To do that, you can use either ndmpcopy or lun copy commands to perform the first stage. And if you want to restore only some files from an old version of the LUN from a snapshot, you need to map that copy to a host and copy required data back to active LUN.

Application consistent storage snapshots 

Why do you need application consistency in the first place? Sometimes, in an environment like the NAS file share with doc files, etc., you do not need that at all. But if you are using applications like Oracle DB, MS SQL or VMWare you’d better have application consistency. Imagine you have a Windows machine and you are pulling hard drive while Windows is running, let’s forget for a moment that your Windows will stop working, this is not the point here, and let’s focus on data protection side of that. The same happens when you are creating a storage snapshot, data captured in that snapshot will be similarly not complete. Will the pulled off hard drive be a proper copy of your data? Kind of, right? Because some of the data will be lost in host memory and your FS probably will not be consistent, and even though you’ll be able to restore logged file system, your application data will be damaged in a way it hard to restore, because against of the data lost from host memory.
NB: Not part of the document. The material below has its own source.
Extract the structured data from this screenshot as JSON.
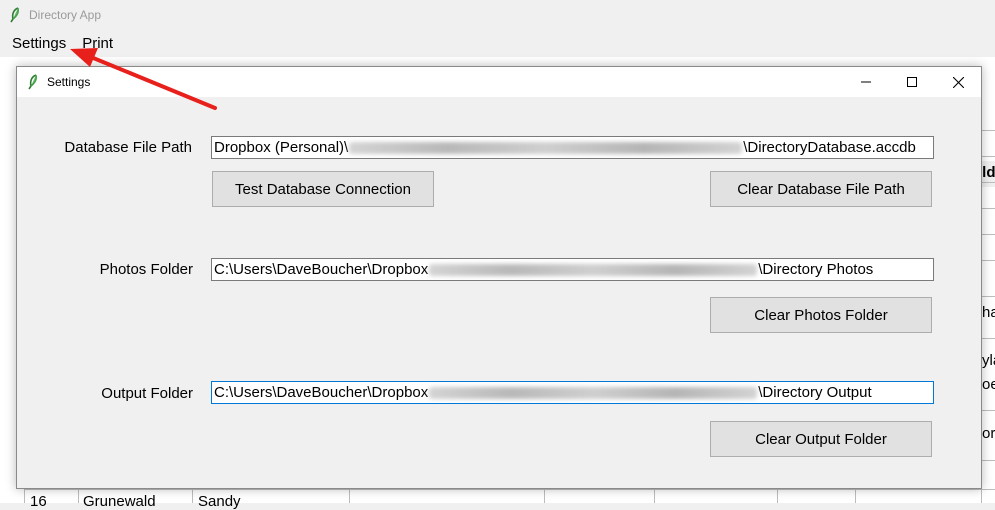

Similarly, snapshots will contain probably damaged FS, if you try to restore from such a copy, your Windows might not start, or it might start after FS recheck, but your applications especially Data Bases definitely will not like such a backup. Why? Because most probably you’ll get your File System corrupted because applications and OS which were running on your machine didn’t have a chance to destage data from memory to your hard drive. So, you need someone who will prepare your OS & applications to create a backup. As you may know, application consistent storage hardware snapshots can be created by backup software like Veeam, Commvault, and many others, or you even can trigger a storage snapshot creation yourself with relatively simple Ansible or PowerShell script. Also, you can do application-consistent snapshots with free NetApp SnapCreator software framework, unlike SnapCenter, it does not have a simplistic and straight-forward application GUI wizards which help to walk you through with the process of integration with your app. Most times, you have to write a simple script for your application to benefit online & application-consistent snapshots, another downside that SnapCreator is not officially supported software. But at the end of the day, it is relatively easy setup, and it will definitely pay you off once you finish setting up.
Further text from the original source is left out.